The dhobi was a favorite postcard subject, with the colors on this postcard - note the brilliant white - likely stenciled in by the publisher in India.
The Kolam tradition of creating complex geometric patterns, often passed down from mother to daughter, out of rice flour or chalk in front of the home is an ancient tradition in South India and elsewhere.
A very simply but effectively hand-tinted card: blue, yellow and a pink hue that connects the babies anklet and mother's right earrings.
An unusual early "Greetings from" card by Wiele & Klein, one of the leading photographic studios in South India. The woman looks slightly bored, if not irritated in this studio pose.
Possibly a dancer in a nicely hand-tinted postcard; note the red tip of the plant pointing to the lady.

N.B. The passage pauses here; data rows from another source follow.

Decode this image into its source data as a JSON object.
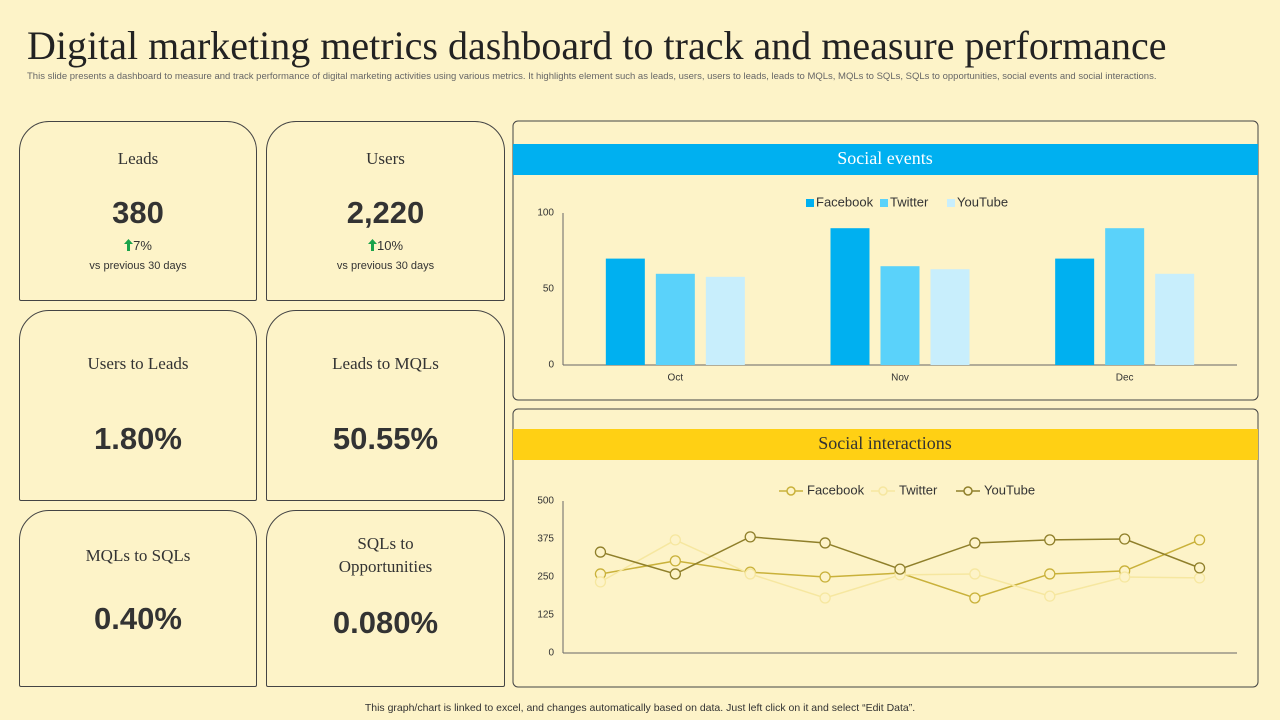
{
  "title": "Digital marketing metrics dashboard to track and measure performance",
  "subtitle": "This slide presents a dashboard to measure and track performance of digital marketing activities using various metrics. It highlights element such as leads, users, users to leads, leads to MQLs, MQLs to SQLs, SQLs to opportunities, social events and social interactions.",
  "kpis": [
    {
      "label": "Leads",
      "value": "380",
      "change": "7%",
      "note": "vs previous 30 days"
    },
    {
      "label": "Users",
      "value": "2,220",
      "change": "10%",
      "note": "vs previous 30 days"
    },
    {
      "label": "Users to Leads",
      "value": "1.80%"
    },
    {
      "label": "Leads to MQLs",
      "value": "50.55%"
    },
    {
      "label": "MQLs to SQLs",
      "value": "0.40%"
    },
    {
      "label": "SQLs to Opportunities",
      "value": "0.080%"
    }
  ],
  "chart_data": [
    {
      "type": "bar",
      "title": "Social events",
      "categories": [
        "Oct",
        "Nov",
        "Dec"
      ],
      "series": [
        {
          "name": "Facebook",
          "color": "#00b0f0",
          "values": [
            70,
            90,
            70
          ]
        },
        {
          "name": "Twitter",
          "color": "#5ad2fa",
          "values": [
            60,
            65,
            90
          ]
        },
        {
          "name": "YouTube",
          "color": "#c8eefc",
          "values": [
            58,
            63,
            60
          ]
        }
      ],
      "ylim": [
        0,
        100
      ],
      "yticks": [
        0,
        50,
        100
      ],
      "grid": false,
      "legend": "top"
    },
    {
      "type": "line",
      "title": "Social interactions",
      "categories": [
        null,
        null,
        null,
        null,
        null,
        null,
        null,
        null,
        null
      ],
      "series": [
        {
          "name": "Facebook",
          "color": "#c9b13a",
          "values": [
            260,
            303,
            266,
            250,
            263,
            181,
            260,
            270,
            372
          ]
        },
        {
          "name": "Twitter",
          "color": "#f6e7a0",
          "values": [
            234,
            372,
            260,
            181,
            257,
            260,
            187,
            250,
            247
          ]
        },
        {
          "name": "YouTube",
          "color": "#8f7f2a",
          "values": [
            332,
            260,
            382,
            362,
            276,
            362,
            372,
            375,
            280
          ]
        }
      ],
      "ylim": [
        0,
        500
      ],
      "yticks": [
        0,
        125,
        250,
        375,
        500
      ],
      "grid": false,
      "legend": "top"
    }
  ],
  "footer": "This graph/chart is linked to excel, and changes automatically based on data. Just left click on it and select “Edit Data”."
}
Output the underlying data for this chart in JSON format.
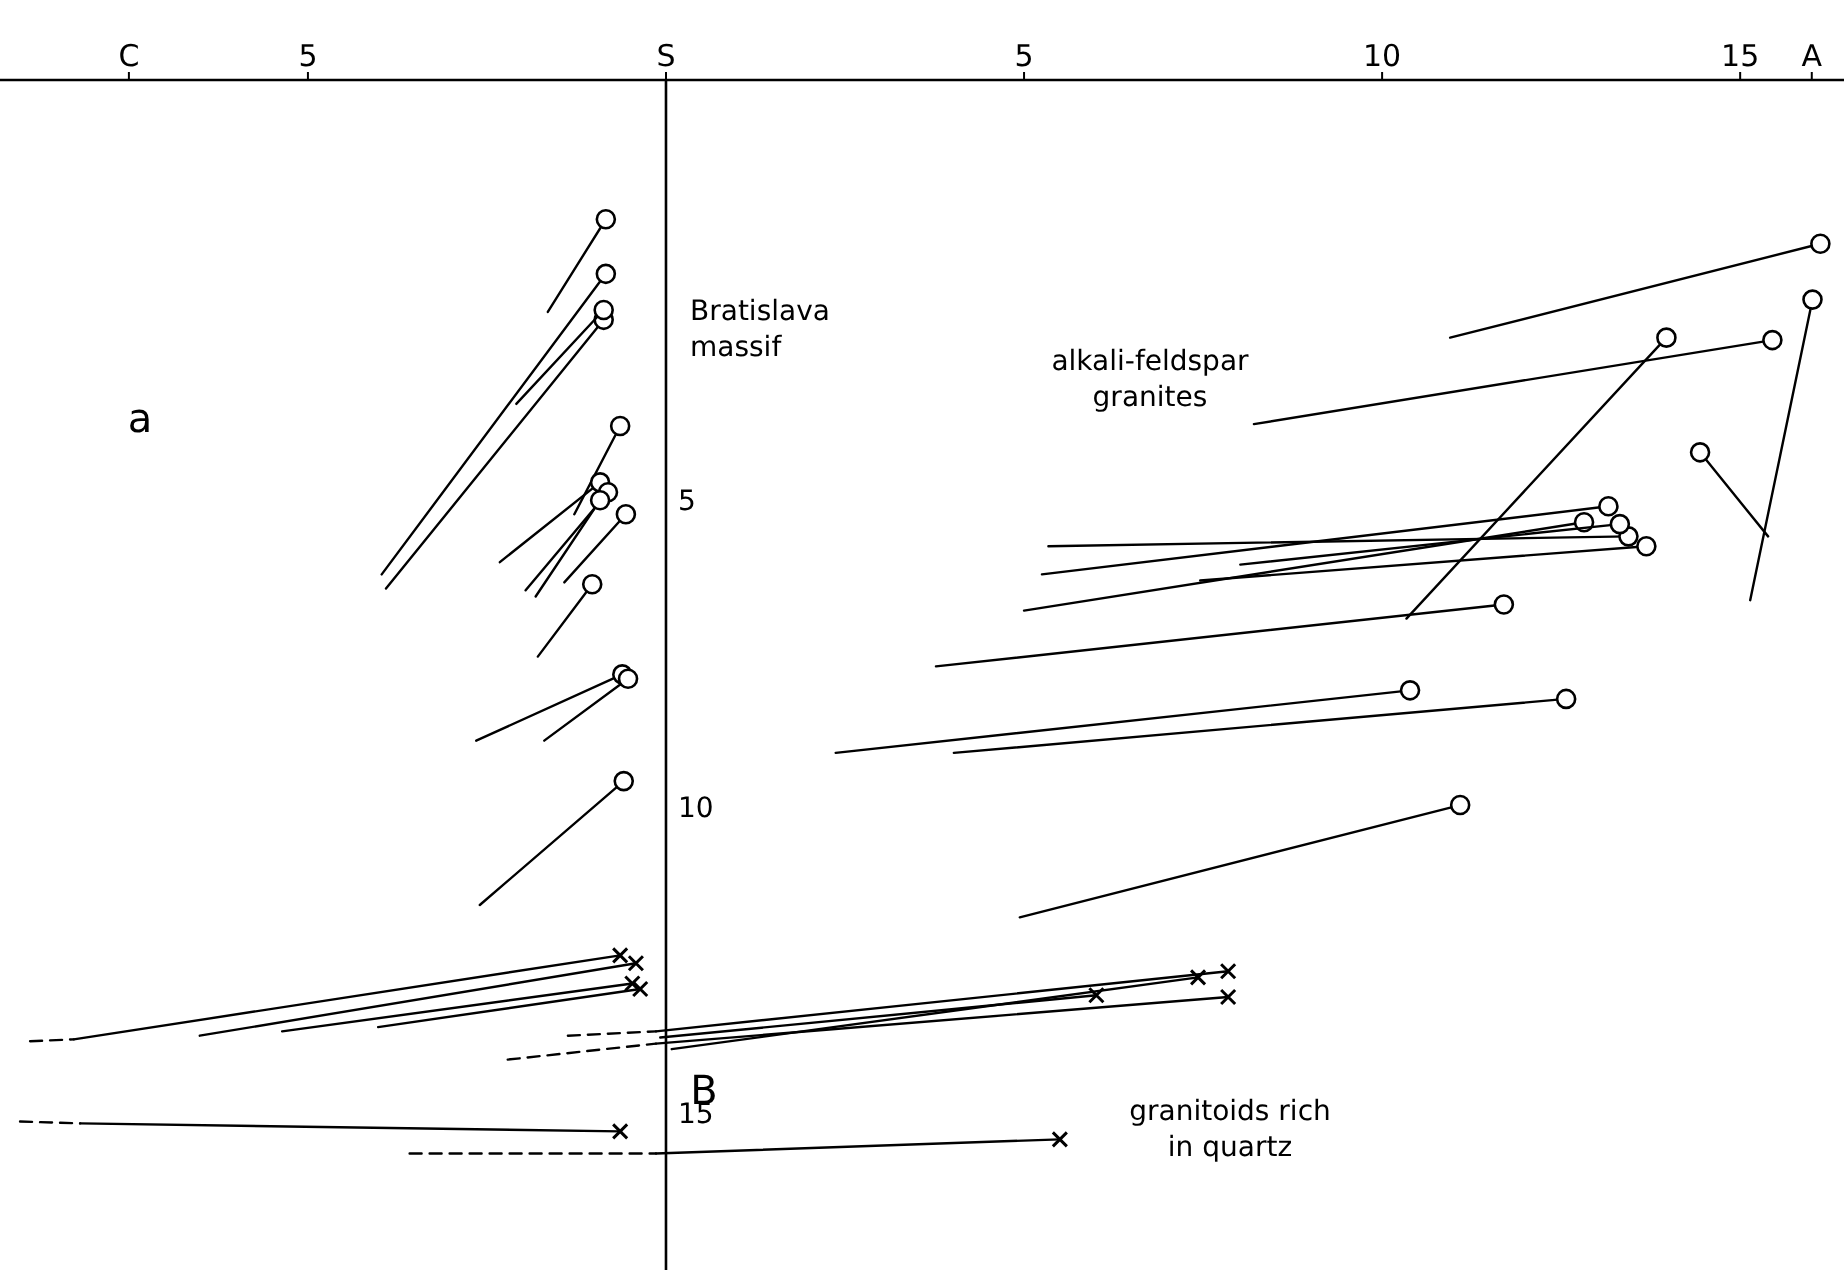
{
  "chart_data": {
    "type": "line",
    "xlim": [
      -9.3,
      16.45
    ],
    "ylim": [
      17.55,
      -1.85
    ],
    "xticks": [
      {
        "value": -7.5,
        "label": "C"
      },
      {
        "value": -5,
        "label": "5"
      },
      {
        "value": 0,
        "label": "S"
      },
      5,
      10,
      15,
      {
        "value": 16,
        "label": "A"
      }
    ],
    "yticks": [
      5,
      10,
      15
    ],
    "grid": false,
    "line_style": "solid",
    "annotations": [
      "Bratislava\nmassif",
      "alkali-feldspar\ngranites",
      "granitoids rich\nin quartz",
      "B",
      "a"
    ],
    "series": [
      {
        "color": "#000000",
        "marker": "circle",
        "x": [
          -1.65,
          -0.84
        ],
        "values": [
          1.93,
          0.42
        ]
      },
      {
        "color": "#000000",
        "marker": "circle",
        "x": [
          -3.97,
          -0.84
        ],
        "values": [
          6.21,
          1.31
        ]
      },
      {
        "color": "#000000",
        "marker": "circle",
        "x": [
          -3.91,
          -0.87
        ],
        "values": [
          6.44,
          2.06
        ]
      },
      {
        "color": "#000000",
        "marker": "circle",
        "x": [
          -2.09,
          -0.87
        ],
        "values": [
          3.43,
          1.9
        ]
      },
      {
        "color": "#000000",
        "marker": "circle",
        "x": [
          -1.28,
          -0.64
        ],
        "values": [
          5.23,
          3.79
        ]
      },
      {
        "color": "#000000",
        "marker": "circle",
        "x": [
          -2.32,
          -0.92
        ],
        "values": [
          6.01,
          4.71
        ]
      },
      {
        "color": "#000000",
        "marker": "circle",
        "x": [
          -1.96,
          -0.81
        ],
        "values": [
          6.47,
          4.87
        ]
      },
      {
        "color": "#000000",
        "marker": "circle",
        "x": [
          -1.82,
          -0.92
        ],
        "values": [
          6.57,
          5.0
        ]
      },
      {
        "color": "#000000",
        "marker": "circle",
        "x": [
          -1.42,
          -0.56
        ],
        "values": [
          6.34,
          5.23
        ]
      },
      {
        "color": "#000000",
        "marker": "circle",
        "x": [
          -1.79,
          -1.03
        ],
        "values": [
          7.55,
          6.37
        ]
      },
      {
        "color": "#000000",
        "marker": "circle",
        "x": [
          -2.65,
          -0.61
        ],
        "values": [
          8.92,
          7.84
        ]
      },
      {
        "color": "#000000",
        "marker": "circle",
        "x": [
          -1.7,
          -0.53
        ],
        "values": [
          8.92,
          7.91
        ]
      },
      {
        "color": "#000000",
        "marker": "circle",
        "x": [
          -2.6,
          -0.59
        ],
        "values": [
          11.6,
          9.58
        ]
      },
      {
        "color": "#000000",
        "marker": "circle",
        "x": [
          10.95,
          16.12
        ],
        "values": [
          2.35,
          0.82
        ]
      },
      {
        "color": "#000000",
        "marker": "circle",
        "x": [
          8.21,
          15.45
        ],
        "values": [
          3.76,
          2.39
        ]
      },
      {
        "color": "#000000",
        "marker": "circle",
        "x": [
          10.34,
          13.97
        ],
        "values": [
          6.93,
          2.35
        ]
      },
      {
        "color": "#000000",
        "marker": "circle",
        "x": [
          15.14,
          16.01
        ],
        "values": [
          6.63,
          1.73
        ]
      },
      {
        "color": "#000000",
        "marker": "circle",
        "x": [
          15.39,
          14.44
        ],
        "values": [
          5.59,
          4.22
        ]
      },
      {
        "color": "#000000",
        "marker": "circle",
        "x": [
          5.34,
          13.44
        ],
        "values": [
          5.75,
          5.59
        ]
      },
      {
        "color": "#000000",
        "marker": "circle",
        "x": [
          5.25,
          13.16
        ],
        "values": [
          6.21,
          5.1
        ]
      },
      {
        "color": "#000000",
        "marker": "circle",
        "x": [
          5.0,
          12.82
        ],
        "values": [
          6.8,
          5.36
        ]
      },
      {
        "color": "#000000",
        "marker": "circle",
        "x": [
          7.46,
          13.69
        ],
        "values": [
          6.31,
          5.75
        ]
      },
      {
        "color": "#000000",
        "marker": "circle",
        "x": [
          8.02,
          13.32
        ],
        "values": [
          6.05,
          5.39
        ]
      },
      {
        "color": "#000000",
        "marker": "circle",
        "x": [
          3.77,
          11.7
        ],
        "values": [
          7.71,
          6.7
        ]
      },
      {
        "color": "#000000",
        "marker": "circle",
        "x": [
          2.37,
          10.39
        ],
        "values": [
          9.12,
          8.1
        ]
      },
      {
        "color": "#000000",
        "marker": "circle",
        "x": [
          4.02,
          12.57
        ],
        "values": [
          9.12,
          8.24
        ]
      },
      {
        "color": "#000000",
        "marker": "circle",
        "x": [
          4.94,
          11.09
        ],
        "values": [
          11.8,
          9.97
        ]
      },
      {
        "color": "#000000",
        "marker": "none",
        "line_style": "dashed",
        "x": [
          -8.88,
          -8.27
        ],
        "values": [
          13.82,
          13.79
        ]
      },
      {
        "color": "#000000",
        "marker": "cross",
        "x": [
          -8.27,
          -0.64
        ],
        "values": [
          13.79,
          12.42
        ]
      },
      {
        "color": "#000000",
        "marker": "cross",
        "x": [
          -6.51,
          -0.42
        ],
        "values": [
          13.73,
          12.55
        ]
      },
      {
        "color": "#000000",
        "marker": "cross",
        "x": [
          -5.36,
          -0.47
        ],
        "values": [
          13.66,
          12.88
        ]
      },
      {
        "color": "#000000",
        "marker": "cross",
        "x": [
          -4.02,
          -0.36
        ],
        "values": [
          13.59,
          12.97
        ]
      },
      {
        "color": "#000000",
        "marker": "cross",
        "x": [
          -0.14,
          7.85
        ],
        "values": [
          13.66,
          12.68
        ]
      },
      {
        "color": "#000000",
        "marker": "cross",
        "x": [
          0.08,
          7.43
        ],
        "values": [
          13.95,
          12.78
        ]
      },
      {
        "color": "#000000",
        "marker": "cross",
        "x": [
          -0.08,
          6.01
        ],
        "values": [
          13.76,
          13.07
        ]
      },
      {
        "color": "#000000",
        "marker": "cross",
        "x": [
          -0.14,
          7.85
        ],
        "values": [
          13.86,
          13.1
        ]
      },
      {
        "color": "#000000",
        "marker": "none",
        "line_style": "dashed",
        "x": [
          -1.37,
          -0.14
        ],
        "values": [
          13.73,
          13.66
        ]
      },
      {
        "color": "#000000",
        "marker": "none",
        "line_style": "dashed",
        "x": [
          -2.21,
          -0.14
        ],
        "values": [
          14.12,
          13.86
        ]
      },
      {
        "color": "#000000",
        "marker": "none",
        "line_style": "dashed",
        "x": [
          -9.02,
          -8.18
        ],
        "values": [
          15.13,
          15.16
        ]
      },
      {
        "color": "#000000",
        "marker": "cross",
        "x": [
          -8.18,
          -0.64
        ],
        "values": [
          15.16,
          15.29
        ]
      },
      {
        "color": "#000000",
        "marker": "none",
        "line_style": "dashed",
        "x": [
          -3.58,
          -0.14
        ],
        "values": [
          15.65,
          15.65
        ]
      },
      {
        "color": "#000000",
        "marker": "cross",
        "x": [
          -0.14,
          5.5
        ],
        "values": [
          15.65,
          15.42
        ]
      }
    ]
  }
}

A rich scene and well-preserved collotype to match, photographic in spontaneity and effect. One woman is glancing up from the pots, oblivious to another handing her one. Some men look at the camera, others walk by indifferent.
Historical records in Chennia mention Nungambakkam as one of the three villages (in addition to Egmore and Chetput) that the British East India Company purchased in 1743 to form the port city of Madras.
[Original caption] Madras, Holy Tank at Tirukalikunoram. Here in a great square court surrounded by people, palms, and neem-trees, we have one of the great Holy Tanks of Indian pilgrimage.